L’impegno preso in campagna elettorale è stato rispettato: tornano nelle casse della Provincia  7.185 euro, circa la metà degli stipendi percepiti dal consigliere Paul Köllensperger nei primi tre mesi di questa legislatura.

Limitare gli assurdi costi che la politica ha in Italia e anche in Alto Adige, anche per questo è nato il Movimento 5 Stelle. Stipendi, indennità, trattamenti pensionistici, benefits, privilegi vari dei nostri politici costano alla collettività cifre spropositate che non hanno eguali in Europa: tutto questo deve avere un limite, anche considerando la qualità della classe politica che ci governa. Restituire ai cittadini le eccedenze è un impegno morale che il Movimento 5 Stelle si è assunto – unica tra le forze politiche, naturalmente – in autonomia, senza attendere i mille rinvii, distinguo, se e ma o leggi ad hoc che rendono troppo spesso le assemblee legislative, a tutti i livelli, delle paludi nelle quali si entra con i migliori propositi per poi non uscirne più. La politica deve tornare ad essere un impegno civile da assumersi con fatica e senso di responsabilità – e quindi per un periodo limitato della vita di un cittadino – non un mezzo rapido per arricchirsi.

Ecco il senso del primo Restitution Day in Alto Adige, che segue quelli già tenuti dal M5S in altre regioni e in Parlamento e che hanno permesso il ritorno nelle casse pubbliche di milioni di euro. E questi sono fatti, non le solite promesse. In campagna elettorale i candidati del Movimento si sono impegnati ad accettare di percepire 2.500 euro netti mensili e a restituire le eccedenze e questo è, senza bizantinismi, quello che è accaduto oggi. Anzi, si è andati oltre: la cifra (fino a 750 euro mensili) a disposizione per le spese di ogni consigliere non è stata utilizzata. Etica e stipendi faraonici non possono convivere.


 

Restitution Day: die 5-Sterne-Bewegung gibt die öffentlichen Gelder zurück!

Paul Köllensperger hält, was er im Laufe der Wahlkampagne versprochen hat: der Landtagsabgeordnete gibt 7.185 Euro, das entspricht zirca der Hälfte seiner Gehälter, die er in den letzten drei Monaten als Abgeordneter des Südtiroler Landtages erhalten hat, der Provinz zurück.
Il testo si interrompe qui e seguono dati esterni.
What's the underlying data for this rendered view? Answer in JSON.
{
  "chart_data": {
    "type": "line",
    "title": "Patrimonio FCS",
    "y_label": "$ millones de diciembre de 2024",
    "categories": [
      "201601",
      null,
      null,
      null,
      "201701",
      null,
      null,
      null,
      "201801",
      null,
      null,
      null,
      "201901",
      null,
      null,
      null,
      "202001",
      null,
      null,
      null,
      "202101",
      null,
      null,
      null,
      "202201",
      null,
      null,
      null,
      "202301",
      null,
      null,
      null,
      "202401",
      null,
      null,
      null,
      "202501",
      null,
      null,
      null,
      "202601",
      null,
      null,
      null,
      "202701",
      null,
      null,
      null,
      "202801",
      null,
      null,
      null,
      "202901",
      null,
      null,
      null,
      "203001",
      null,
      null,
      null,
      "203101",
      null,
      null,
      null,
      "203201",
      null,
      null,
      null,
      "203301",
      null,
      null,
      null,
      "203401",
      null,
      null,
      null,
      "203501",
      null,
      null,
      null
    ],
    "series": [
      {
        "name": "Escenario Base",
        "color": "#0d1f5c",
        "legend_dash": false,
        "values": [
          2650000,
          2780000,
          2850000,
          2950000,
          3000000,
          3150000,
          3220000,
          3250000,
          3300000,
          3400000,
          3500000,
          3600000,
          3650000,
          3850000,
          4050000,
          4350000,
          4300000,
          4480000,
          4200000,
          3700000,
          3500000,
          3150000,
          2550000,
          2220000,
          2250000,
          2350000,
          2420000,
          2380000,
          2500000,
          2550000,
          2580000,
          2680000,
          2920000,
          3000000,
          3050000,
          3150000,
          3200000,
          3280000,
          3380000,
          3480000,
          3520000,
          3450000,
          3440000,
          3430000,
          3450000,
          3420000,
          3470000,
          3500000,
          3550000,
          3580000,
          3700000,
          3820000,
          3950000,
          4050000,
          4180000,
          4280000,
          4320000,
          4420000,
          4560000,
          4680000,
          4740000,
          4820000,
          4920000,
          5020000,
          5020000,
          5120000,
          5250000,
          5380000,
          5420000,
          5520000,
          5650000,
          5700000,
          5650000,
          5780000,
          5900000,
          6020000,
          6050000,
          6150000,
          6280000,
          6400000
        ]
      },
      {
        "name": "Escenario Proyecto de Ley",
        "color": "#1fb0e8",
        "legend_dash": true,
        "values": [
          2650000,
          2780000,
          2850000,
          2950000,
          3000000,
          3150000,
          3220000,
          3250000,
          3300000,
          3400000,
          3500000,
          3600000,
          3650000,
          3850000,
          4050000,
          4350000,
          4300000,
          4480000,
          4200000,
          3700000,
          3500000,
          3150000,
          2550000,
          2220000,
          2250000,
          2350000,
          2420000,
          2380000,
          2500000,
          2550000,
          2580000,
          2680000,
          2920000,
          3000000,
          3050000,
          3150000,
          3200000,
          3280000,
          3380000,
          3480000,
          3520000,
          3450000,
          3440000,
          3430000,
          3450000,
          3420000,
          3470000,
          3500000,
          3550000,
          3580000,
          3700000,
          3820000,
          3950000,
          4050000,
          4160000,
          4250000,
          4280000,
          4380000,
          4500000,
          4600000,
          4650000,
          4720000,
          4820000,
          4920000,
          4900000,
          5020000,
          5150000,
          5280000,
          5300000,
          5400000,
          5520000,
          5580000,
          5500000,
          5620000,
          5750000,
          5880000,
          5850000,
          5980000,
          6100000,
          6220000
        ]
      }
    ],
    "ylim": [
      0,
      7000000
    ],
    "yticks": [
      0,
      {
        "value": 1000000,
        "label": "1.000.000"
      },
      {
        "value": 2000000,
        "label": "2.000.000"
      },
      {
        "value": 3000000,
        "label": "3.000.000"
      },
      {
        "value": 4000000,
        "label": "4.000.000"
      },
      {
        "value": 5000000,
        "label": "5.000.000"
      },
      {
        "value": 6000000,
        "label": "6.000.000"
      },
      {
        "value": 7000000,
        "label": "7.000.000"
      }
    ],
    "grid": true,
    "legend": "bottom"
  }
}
Eines der Ziele der 5-Sterne-Bewegung ist es, die absurden Politikkosten in Italien zu senken. Die Privilegien, Gehälter, Entschädigungen und Pensionen kosten den Steuerzahler haarsträubende Summen und dieses Phänomen ist einzigartig in Europa. Dem muss ein Ende gesetzt werden, vor allem wenn man dabei an die Qualität unserer Politik denkt! Den Bürgern die Überschüsse zurückgeben ist für die 5-Sterne-Bewegung quasi ein kategorischer Imperativ und sie macht dies als einzige politische Bewegung und ohne diese Entscheidung lange hinauszuzögern. Es ist nötig, dass sich die Politik wieder an ihr Verantwortungsgefühl und ihren Bürgersinn erinnert: Politik sollte das Wohl des Bürgers im Auge behalten und kein Mittel darstellen, um sich möglichst schnell persönlich bereichern zu können.

Das ist nun der Sinn des ersten “Restitution Day” in Südtirol, der dem Beispiel der 5-Sterne-Bewegung in anderen Regionen Italiens und auch im Parlament folgt. Diese Maßnahme konnte bisher bewirken, dass Millionen Euros in die öffentlichen Kassen zurückfließen konnten.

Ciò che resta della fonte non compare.